Osteopathy and Physiotherapy – Hands on physical therapy can be used to help assess and treat areas of weakness and instability within the knee joint complex. A treatment plan can then be put in place to help enhance and improve strength, mobility and function helping with pain reduction. Many different techniques may be used to do this, including: joint mobilisation and articulation, soft tissue release and guided exercise prescription.
Surgery is usually not recommended in this treatment process, as most if not all the inflammation can be addressed with conservative changes.
Can Hoffa’s Fat Pad Syndrome be prevented?
Because Hoffa’s fat pad inflammation isn’t always immediately caused as the result of a traumatic injury but tends to build up over time, it is important to understand how to prevent these symptoms from happening.
There is a group of predisposing factors leading to the occurrence of Hoffa’s syndrome. For example, suffering of or recovering from an ACL injury will lead to an instability of the knee, which will cause stress on Hoffa’s fat pad and inflammation.
Building strength in your muscles attaching to and surrounding your knee helps stabilize the kneecap (or patella) and avoids patellar maltracking. Reinforcing stability on your feet and ankles will also contribute to an overall balance and functional stability reducing the chances of occurrence of Hoffa’s syndrome.
What are the best exercises for Hoffa’s Fat Pad Syndrome rehab?
The exercises* below are designed to help with the recovery from Hoffa’s syndrome. The aim of the exercises are to stabilise the affected knee, strengthen the muscles surrounding and stabilising the knee and help staying active even during the acute phase of the symptom presentation.
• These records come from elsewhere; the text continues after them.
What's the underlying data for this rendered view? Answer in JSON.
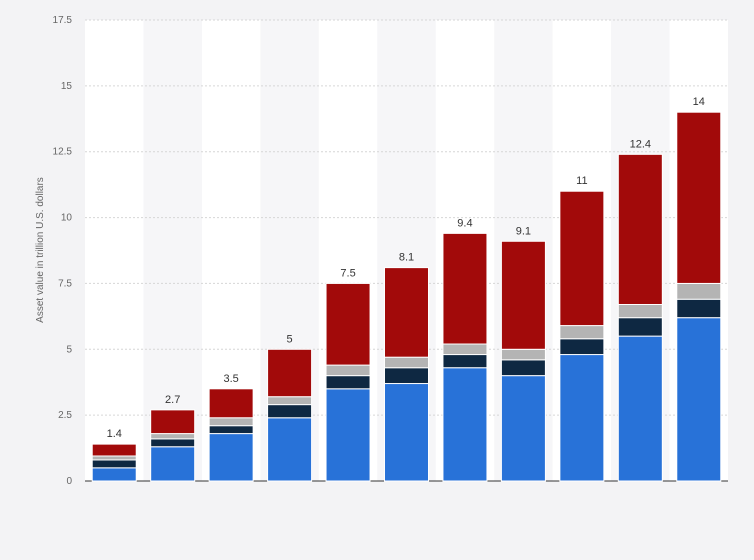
{
  "chart_data": {
    "type": "bar",
    "stacked": true,
    "xlabel": "",
    "ylabel": "Asset value in trillion U.S. dollars",
    "ylim": [
      0,
      17.5
    ],
    "yticks": [
      "0",
      "2.5",
      "5",
      "7.5",
      "10",
      "12.5",
      "15",
      "17.5"
    ],
    "grid": true,
    "categories": [
      "",
      "",
      "",
      "",
      "",
      "",
      "",
      "",
      "",
      "",
      ""
    ],
    "totals": [
      "1.4",
      "2.7",
      "3.5",
      "5",
      "7.5",
      "8.1",
      "9.4",
      "9.1",
      "11",
      "12.4",
      "14"
    ],
    "series": [
      {
        "color": "#2872d8",
        "values": [
          0.5,
          1.3,
          1.8,
          2.4,
          3.5,
          3.7,
          4.3,
          4.0,
          4.8,
          5.5,
          6.2
        ]
      },
      {
        "color": "#0e2842",
        "values": [
          0.3,
          0.3,
          0.3,
          0.5,
          0.5,
          0.6,
          0.5,
          0.6,
          0.6,
          0.7,
          0.7
        ]
      },
      {
        "color": "#b4b4b4",
        "values": [
          0.15,
          0.2,
          0.3,
          0.3,
          0.4,
          0.4,
          0.4,
          0.4,
          0.5,
          0.5,
          0.6
        ]
      },
      {
        "color": "#a20a0a",
        "values": [
          0.45,
          0.9,
          1.1,
          1.8,
          3.1,
          3.4,
          4.2,
          4.1,
          5.1,
          5.7,
          6.5
        ]
      }
    ]
  }
}
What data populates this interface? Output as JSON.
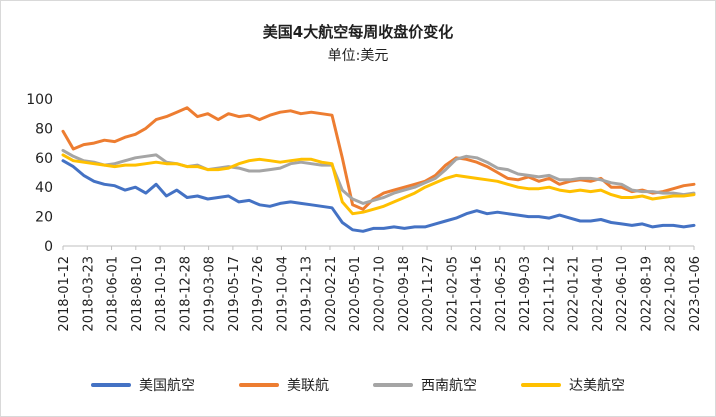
{
  "chart_data": {
    "type": "line",
    "title": "美国4大航空每周收盘价变化",
    "subtitle": "单位:美元",
    "xlabel": "",
    "ylabel": "",
    "ylim": [
      0,
      100
    ],
    "yticks": [
      0,
      20,
      40,
      60,
      80,
      100
    ],
    "grid": false,
    "legend": "bottom",
    "x_tick_labels": [
      "2018-01-12",
      "2018-03-23",
      "2018-06-01",
      "2018-08-10",
      "2018-10-19",
      "2018-12-28",
      "2019-03-08",
      "2019-05-17",
      "2019-07-26",
      "2019-10-04",
      "2019-12-13",
      "2020-02-21",
      "2020-05-01",
      "2020-07-10",
      "2020-09-18",
      "2020-11-27",
      "2021-02-05",
      "2021-04-16",
      "2021-06-25",
      "2021-09-03",
      "2021-11-12",
      "2022-01-21",
      "2022-04-01",
      "2022-06-10",
      "2022-08-19",
      "2022-10-28",
      "2023-01-06"
    ],
    "series": [
      {
        "name": "美国航空",
        "color": "#4472c4",
        "values": [
          58,
          54,
          48,
          44,
          42,
          41,
          38,
          40,
          36,
          42,
          34,
          38,
          33,
          34,
          32,
          33,
          34,
          30,
          31,
          28,
          27,
          29,
          30,
          29,
          28,
          27,
          26,
          16,
          11,
          10,
          12,
          12,
          13,
          12,
          13,
          13,
          15,
          17,
          19,
          22,
          24,
          22,
          23,
          22,
          21,
          20,
          20,
          19,
          21,
          19,
          17,
          17,
          18,
          16,
          15,
          14,
          15,
          13,
          14,
          14,
          13,
          14
        ]
      },
      {
        "name": "美联航",
        "color": "#ed7d31",
        "values": [
          78,
          66,
          69,
          70,
          72,
          71,
          74,
          76,
          80,
          86,
          88,
          91,
          94,
          88,
          90,
          86,
          90,
          88,
          89,
          86,
          89,
          91,
          92,
          90,
          91,
          90,
          89,
          60,
          28,
          25,
          32,
          36,
          38,
          40,
          42,
          44,
          48,
          55,
          60,
          59,
          57,
          54,
          50,
          46,
          45,
          47,
          44,
          46,
          42,
          44,
          45,
          44,
          46,
          40,
          40,
          37,
          38,
          36,
          37,
          39,
          41,
          42
        ]
      },
      {
        "name": "西南航空",
        "color": "#a5a5a5",
        "values": [
          65,
          61,
          58,
          57,
          55,
          56,
          58,
          60,
          61,
          62,
          57,
          56,
          54,
          55,
          52,
          53,
          54,
          53,
          51,
          51,
          52,
          53,
          56,
          57,
          56,
          55,
          55,
          38,
          32,
          29,
          31,
          33,
          36,
          38,
          40,
          43,
          46,
          52,
          59,
          61,
          60,
          57,
          53,
          52,
          49,
          48,
          47,
          48,
          45,
          45,
          46,
          46,
          45,
          43,
          42,
          38,
          37,
          37,
          36,
          36,
          35,
          36
        ]
      },
      {
        "name": "达美航空",
        "color": "#ffc000",
        "values": [
          62,
          58,
          57,
          56,
          55,
          54,
          55,
          55,
          56,
          57,
          56,
          56,
          54,
          54,
          52,
          52,
          53,
          56,
          58,
          59,
          58,
          57,
          58,
          59,
          59,
          57,
          56,
          30,
          22,
          23,
          25,
          27,
          30,
          33,
          36,
          40,
          43,
          46,
          48,
          47,
          46,
          45,
          44,
          42,
          40,
          39,
          39,
          40,
          38,
          37,
          38,
          37,
          38,
          35,
          33,
          33,
          34,
          32,
          33,
          34,
          34,
          35
        ]
      }
    ]
  }
}
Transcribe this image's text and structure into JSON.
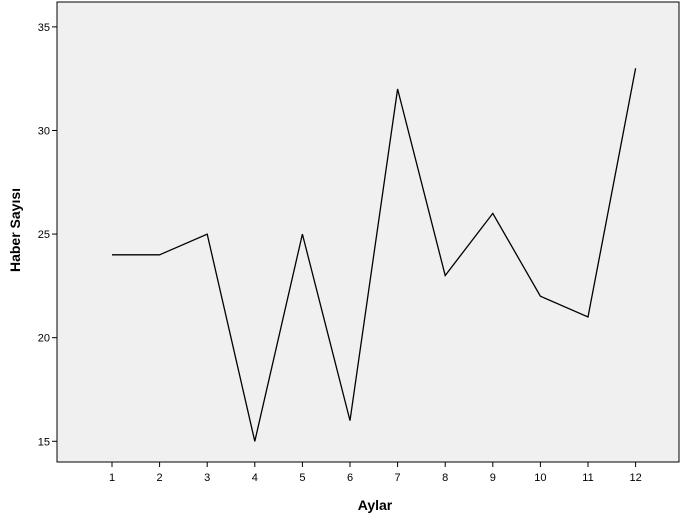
{
  "chart_data": {
    "type": "line",
    "title": "",
    "xlabel": "Aylar",
    "ylabel": "Haber Sayısı",
    "categories": [
      "1",
      "2",
      "3",
      "4",
      "5",
      "6",
      "7",
      "8",
      "9",
      "10",
      "11",
      "12"
    ],
    "series": [
      {
        "values": [
          24,
          24,
          25,
          15,
          25,
          16,
          32,
          23,
          26,
          22,
          21,
          33
        ]
      }
    ],
    "yticks": [
      15,
      20,
      25,
      30,
      35
    ],
    "ylim": [
      14,
      36.2
    ],
    "grid": false,
    "colors": {
      "plot_background": "#f0f0f0",
      "line": "#000000",
      "axis": "#000000"
    }
  }
}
Here are 3 example of useful exercises:
Isometric wall sits: (this exercise can be done at any stage of the recovery), consisting of placing your back, straight, against a wall, with your knees and hips bent approximately around 120 degrees (mild flexion to avoid putting too much weight on the injured knee at a too early stage). Slowly raise the “healthy leg” off the floor to only have your injured side weight bearing, and hold the position for 10-15 seconds. This exercise can be repeated 3 times. The aim is to keep the whole foot on the ground at all times of the exercise and keep it stable. Early in the process of recovery, the leg can be found shaking: it is normal and will eventually stabilise over the weeks as the muscles get stronger.
Wobble board stability: basic exercise consisting of standing, one leg at a time, on a wobble board, with the knee of the leg on the board mildly bent (to unlock the knee joint and make the muscles work more efficiently). Ensure to find your stability, resisting the collapsing of the ankle inwards, or the body weight shift towards the outside, and keeping the big toe involved on the platform at all times. Can be done every 2 days, aiming to work on each leg for approximately 10 mins in total, with an extra 5 mins focus on the “weaker”, affected leg.
Hamstrings curl: lying on your stomach, with your legs fully extended flat on the floor. Bring your heel towards the buttocks, one foot at a time, while maintaining a flexion of your foot in order to only activate the hamstrings (position of dorsiflexion of the ankle). Slowly bring your leg down to the floor in a controlled manner. This exercise can be repeated 10 times for each side, for 2-3 sets. You can add more loading into the hamstrings by attaching an elastic band to your ankle creating a traction effect in the opposite direction of the movement you are performing. The aim of the exercise is to activate and strengthen the hamstrings to take away some of the potential imbalance in the leg muscles activation (quadriceps overdominant on the hamstrings, which means the movement of knee extension, prone to irritating the fat pad, will be dominating over the knee flexion).
*It is recommended to get the go ahead from your physical therapist or GP before carrying out any of these exercises.